Some visibility emerged on Monday around the biggest of the government’s many emergency rescue projects, the $700-billion Troubled Asset Relief Program, or TARP.
President-elect Barack Obama and House of Representatives Financial Services Committee Chairman Barney Frank signaled agreement on new conditions for spending the TARP’s second $350 billion.
Senate Banking Committee Chairman Christopher Dodd, a Connecticut Democrat, said he and Obama concur that the massive TARP program needs a “sharp course correction.”
Frank has drafted new TARP rules to make the program do more to prevent home foreclosures, limit executive pay and make companies receiving TARP money say what they did with it. Obama agrees on the need for rules along these lines.
But beyond that, the TARP’s future is murky.
The first $350 billion of it has already been committed by Treasury Secretary Henry Paulson to aiding Citigroup (C.N), insurer American International Group (AIG.N), major automakers General Motors (GM.N) and Chrysler LLC, and others.
TARP VETO SHOWDOWN
A request for the second half of TARP funding was sent to Congress by President George W. Bush, giving lawmakers 15 days to decide whether to block release of the funds.

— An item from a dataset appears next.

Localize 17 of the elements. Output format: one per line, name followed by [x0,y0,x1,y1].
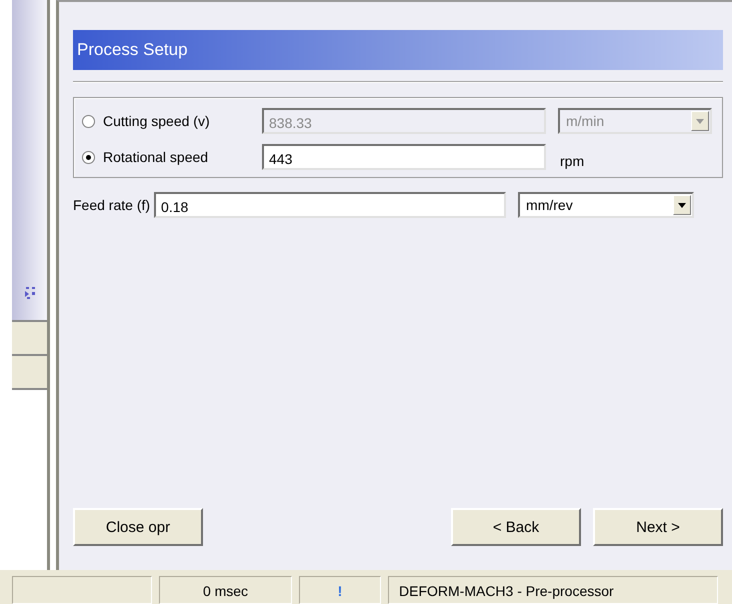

Senate and House leaders from both parties on Monday voiced wary support for releasing the funds. But many lawmakers are deeply dissatisfied with the handling of the program so far.

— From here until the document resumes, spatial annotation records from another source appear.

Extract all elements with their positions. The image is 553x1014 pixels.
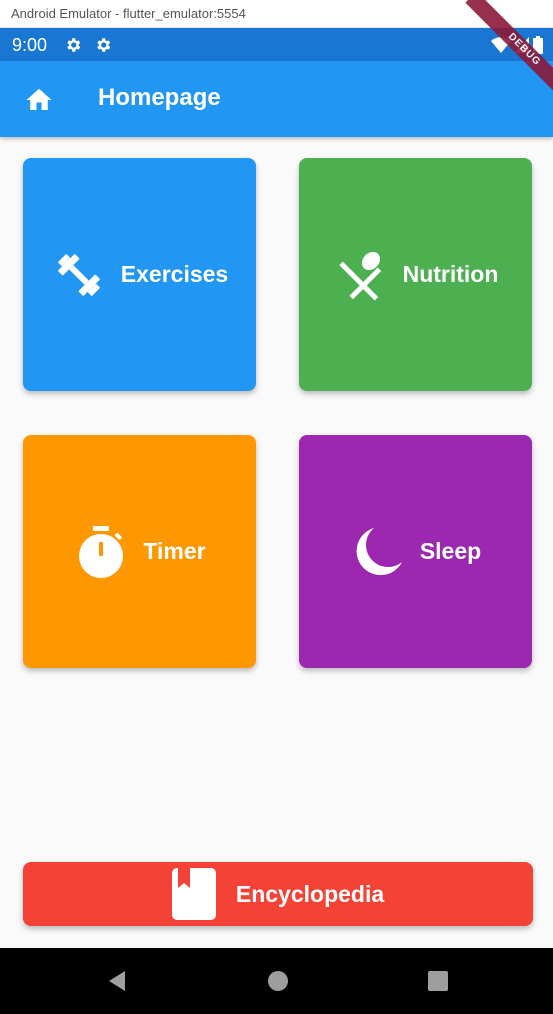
back-icon[interactable] — [105, 968, 131, 994]
exercises-label: Exercises — [120, 261, 229, 287]
stopwatch-icon — [79, 525, 124, 578]
exercises-tile[interactable]: Exercises — [23, 158, 256, 391]
app-bar: Homepage — [0, 61, 553, 137]
moon-icon — [356, 527, 402, 575]
page-title: Homepage — [98, 84, 221, 111]
recents-icon[interactable] — [425, 968, 451, 994]
home-icon[interactable] — [24, 85, 54, 115]
timer-label: Timer — [143, 538, 206, 564]
window-title: Android Emulator - flutter_emulator:5554 — [11, 6, 246, 21]
settings-icon — [67, 38, 81, 52]
encyclopedia-button[interactable]: Encyclopedia — [23, 862, 533, 926]
timer-tile[interactable]: Timer — [23, 435, 256, 668]
encyclopedia-label: Encyclopedia — [235, 880, 385, 907]
home-circle-icon[interactable] — [265, 968, 291, 994]
android-nav-bar — [0, 948, 553, 1014]
status-bar: 9:00 — [0, 28, 553, 61]
sleep-tile[interactable]: Sleep — [299, 435, 532, 668]
settings-icon — [97, 38, 111, 52]
nutrition-tile[interactable]: Nutrition — [299, 158, 532, 391]
status-time: 9:00 — [12, 35, 48, 55]
dumbbell-icon — [57, 253, 100, 296]
restaurant-icon — [338, 251, 381, 301]
nutrition-label: Nutrition — [402, 261, 499, 287]
sleep-label: Sleep — [419, 538, 482, 564]
book-icon — [171, 868, 216, 920]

Frank, a Massachusetts Democrat, will hold a committee meeting on Tuesday afternoon to air complaints from lawmakers.
House Republican Leader John Boehner said on Monday he opposes releasing the $350 billion. “I remain disappointed about the way TARP has been managed,” said the Ohio lawmaker.
If Congress votes to block release of the funds, a resolution to that effect would then go to the White House. A presidential veto would release the funds, but it is unclear if Bush or Obama, who takes over on January 20, would use the veto pen.

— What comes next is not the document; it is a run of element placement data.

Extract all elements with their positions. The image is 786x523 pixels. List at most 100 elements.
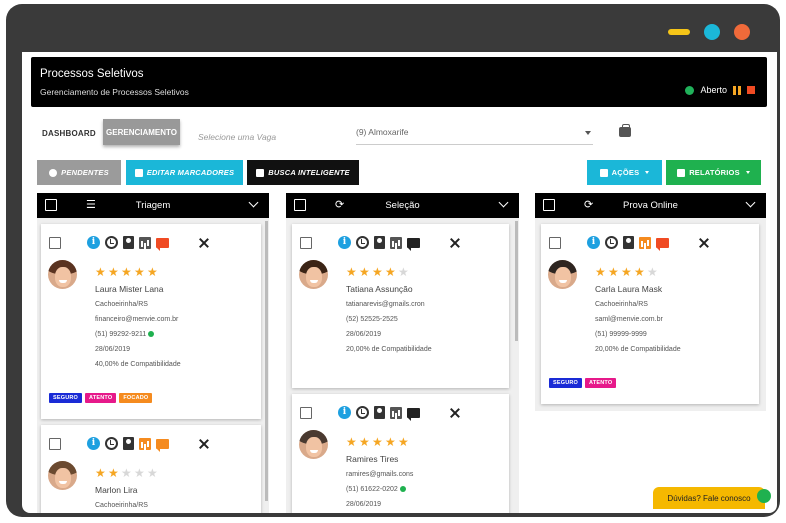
caret-down-icon — [585, 131, 591, 135]
column-triagem: ☰ Triagem i ★★★★★ Laura Mister Lana — [37, 193, 269, 513]
star-icon[interactable]: ★ — [147, 266, 158, 278]
rating-stars[interactable]: ★ ★ ★ ★ ★ — [95, 266, 158, 278]
briefcase-icon[interactable] — [619, 124, 631, 137]
star-icon[interactable]: ★ — [346, 266, 357, 278]
star-icon[interactable]: ★ — [372, 266, 383, 278]
rating-stars[interactable]: ★ ★ ★ ★ ★ — [346, 266, 409, 278]
info-icon[interactable]: i — [87, 437, 100, 450]
candidate-card[interactable]: i ★ ★ ★ ★ ★ Tatiana Assunção tatianarevis@gm… — [292, 224, 509, 388]
star-icon[interactable]: ★ — [634, 266, 645, 278]
star-icon[interactable]: ★ — [385, 266, 396, 278]
star-icon[interactable]: ★ — [121, 266, 132, 278]
star-icon[interactable]: ★ — [121, 467, 132, 479]
star-icon[interactable]: ★ — [385, 436, 396, 448]
whatsapp-icon[interactable] — [399, 486, 406, 493]
pendentes-button[interactable]: PENDENTES — [37, 160, 121, 185]
star-icon[interactable]: ★ — [595, 266, 606, 278]
close-icon[interactable] — [450, 238, 460, 248]
card-checkbox[interactable] — [300, 237, 312, 249]
status-dot-icon — [685, 85, 695, 95]
candidate-city: Cachoeirinha/RS — [95, 502, 148, 509]
rating-stars[interactable]: ★ ★ ★ ★ ★ — [595, 266, 658, 278]
star-icon[interactable]: ★ — [359, 266, 370, 278]
star-icon[interactable]: ★ — [95, 467, 106, 479]
editar-marcadores-button[interactable]: EDITAR MARCADORES — [126, 160, 243, 185]
history-icon[interactable] — [356, 236, 369, 249]
card-checkbox[interactable] — [49, 237, 61, 249]
whatsapp-icon[interactable] — [148, 331, 155, 338]
info-icon[interactable]: i — [87, 236, 100, 249]
chat-icon[interactable] — [407, 407, 420, 421]
busca-inteligente-button[interactable]: BUSCA INTELIGENTE — [247, 160, 359, 185]
relatorios-button[interactable]: RELATÓRIOS — [666, 160, 761, 185]
chart-icon[interactable] — [139, 236, 151, 249]
rating-stars[interactable]: ★ ★ ★ ★ ★ — [95, 467, 158, 479]
chart-icon[interactable] — [139, 437, 151, 450]
card-checkbox[interactable] — [300, 407, 312, 419]
vaga-select-value: (9) Almoxarife — [356, 127, 409, 137]
close-icon[interactable] — [450, 408, 460, 418]
pause-icon[interactable] — [733, 85, 741, 95]
tag-list: SEGURO ATENTO — [549, 378, 617, 388]
close-icon[interactable] — [199, 238, 209, 248]
chat-icon[interactable] — [156, 237, 169, 251]
badge-icon[interactable] — [374, 406, 385, 419]
candidate-card[interactable]: i ★ ★ ★ ★ ★ Marlon Lira Cachoeirinha/RS — [41, 425, 261, 513]
star-icon[interactable]: ★ — [134, 467, 145, 479]
star-icon[interactable]: ★ — [647, 266, 658, 278]
star-icon[interactable]: ★ — [621, 266, 632, 278]
vaga-select[interactable]: (9) Almoxarife — [356, 127, 593, 145]
stop-icon[interactable] — [747, 86, 755, 94]
chat-icon[interactable] — [407, 237, 420, 251]
star-icon[interactable]: ★ — [108, 467, 119, 479]
column-scrollbar[interactable] — [265, 221, 268, 501]
info-icon[interactable]: i — [338, 406, 351, 419]
star-icon[interactable]: ★ — [372, 436, 383, 448]
rating-stars[interactable]: ★ ★ ★ ★ ★ — [346, 436, 409, 448]
candidate-card[interactable]: i ★ ★ ★ ★ ★ Ramires Tires ramires@gmails.con… — [292, 394, 509, 513]
minimize-control[interactable] — [668, 29, 690, 35]
star-icon[interactable]: ★ — [359, 436, 370, 448]
help-chat-button[interactable]: Dúvidas? Fale conosco — [653, 487, 771, 509]
card-actions: i — [338, 406, 460, 421]
column-header: ⟳ Prova Online — [535, 193, 766, 218]
star-icon[interactable]: ★ — [108, 266, 119, 278]
card-checkbox[interactable] — [49, 438, 61, 450]
badge-icon[interactable] — [623, 236, 634, 249]
star-icon[interactable]: ★ — [398, 436, 409, 448]
star-icon[interactable]: ★ — [398, 266, 409, 278]
acoes-button[interactable]: AÇÕES — [587, 160, 662, 185]
star-icon[interactable]: ★ — [95, 266, 106, 278]
candidate-compat: 20,00% de Compatibilidade — [346, 346, 432, 353]
badge-icon[interactable] — [123, 236, 134, 249]
history-icon[interactable] — [105, 437, 118, 450]
tab-dashboard[interactable]: DASHBOARD — [36, 125, 102, 142]
card-checkbox[interactable] — [549, 237, 561, 249]
candidate-card[interactable]: i ★ ★ ★ ★ ★ Carla Laura Mask Cachoeirinha/RS… — [541, 224, 759, 404]
candidate-info: Laura Mister Lana Cachoeirinha/RS financ… — [95, 284, 181, 376]
star-icon[interactable]: ★ — [608, 266, 619, 278]
badge-icon[interactable] — [374, 236, 385, 249]
history-icon[interactable] — [356, 406, 369, 419]
tab-gerenciamento[interactable]: GERENCIAMENTO — [103, 119, 180, 145]
star-icon[interactable]: ★ — [346, 436, 357, 448]
history-icon[interactable] — [605, 236, 618, 249]
badge-icon[interactable] — [123, 437, 134, 450]
info-icon[interactable]: i — [338, 236, 351, 249]
close-icon[interactable] — [699, 238, 709, 248]
close-icon[interactable] — [199, 439, 209, 449]
history-icon[interactable] — [105, 236, 118, 249]
column-scrollbar[interactable] — [515, 221, 518, 341]
candidate-email: saml@menvie.com.br — [595, 316, 663, 323]
star-icon[interactable]: ★ — [134, 266, 145, 278]
info-icon[interactable]: i — [587, 236, 600, 249]
maximize-control[interactable] — [704, 24, 720, 40]
chart-icon[interactable] — [639, 236, 651, 249]
star-icon[interactable]: ★ — [147, 467, 158, 479]
chat-icon[interactable] — [156, 438, 169, 452]
chart-icon[interactable] — [390, 236, 402, 249]
chat-icon[interactable] — [656, 237, 669, 251]
chart-icon[interactable] — [390, 406, 402, 419]
candidate-card[interactable]: i ★ ★ ★ ★ ★ Laura Mister Lana Cachoeirinha/R… — [41, 224, 261, 419]
close-control[interactable] — [734, 24, 750, 40]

If one of them were to veto that resolution, in order to block the funds, Congress would have to override the veto. That requires a two-thirds vote in both the House and the Senate.
MULTIPLE RESCUE MISSIONS
Beyond the TARP, the Obama administration and congressional Democrats are coalescing around other rescue approaches.
One is a push to reform bankruptcy law so that courts can relax the terms of primary home mortgages to help struggling homeowners. Most of the financial industry opposes this.
Another is an effort to encourage mortgage servicing companies to ease the terms of home loans for distressed borrowers. Proposals call for giving the servicers new legal protections and payments for doing mortgage modifications.
While these and other rescue programs play out — widening the government’s role in the markets beyond anything seen in generations — Frank’s committee is expected to begin a series of hearings in February on permanent changes to the financial system. That process is likely take many months.
Fed Vice Chairman Donald Kohn, in testimony prepared for delivery to a U.S. House Committee, said the second half of the $700 billion financial bailout fund was “essential” to restore credit flows and backed the idea of using money to reduce foreclosures and further bolster banks.
Kohn said additional funding could help expand the size or scope of the TARP and could provide financing for commercial mortgage-backed securities.
Congressional Democrats also want to fix weaknesses in the oversight of mortgage giants Fannie Mae and Freddie Mac; the markets for mortgage-backed bonds and derivatives like credit default swaps; and the capital standards of banks.
A major realignment of regulatory agencies looks likely, with the Securities and Exchange Commission and Commodity Futures Trading Commission possibly being combined.
Daniel Arnold, associate director at financial group Sandler O’Neill, said agreement on new rules for the TARP “is one thing that will be cleared up a little bit.
“But there’s still a million other questions out there on what’s going to happen. We’re still knee-deep in uncertainty with regard to future regulatory actions.”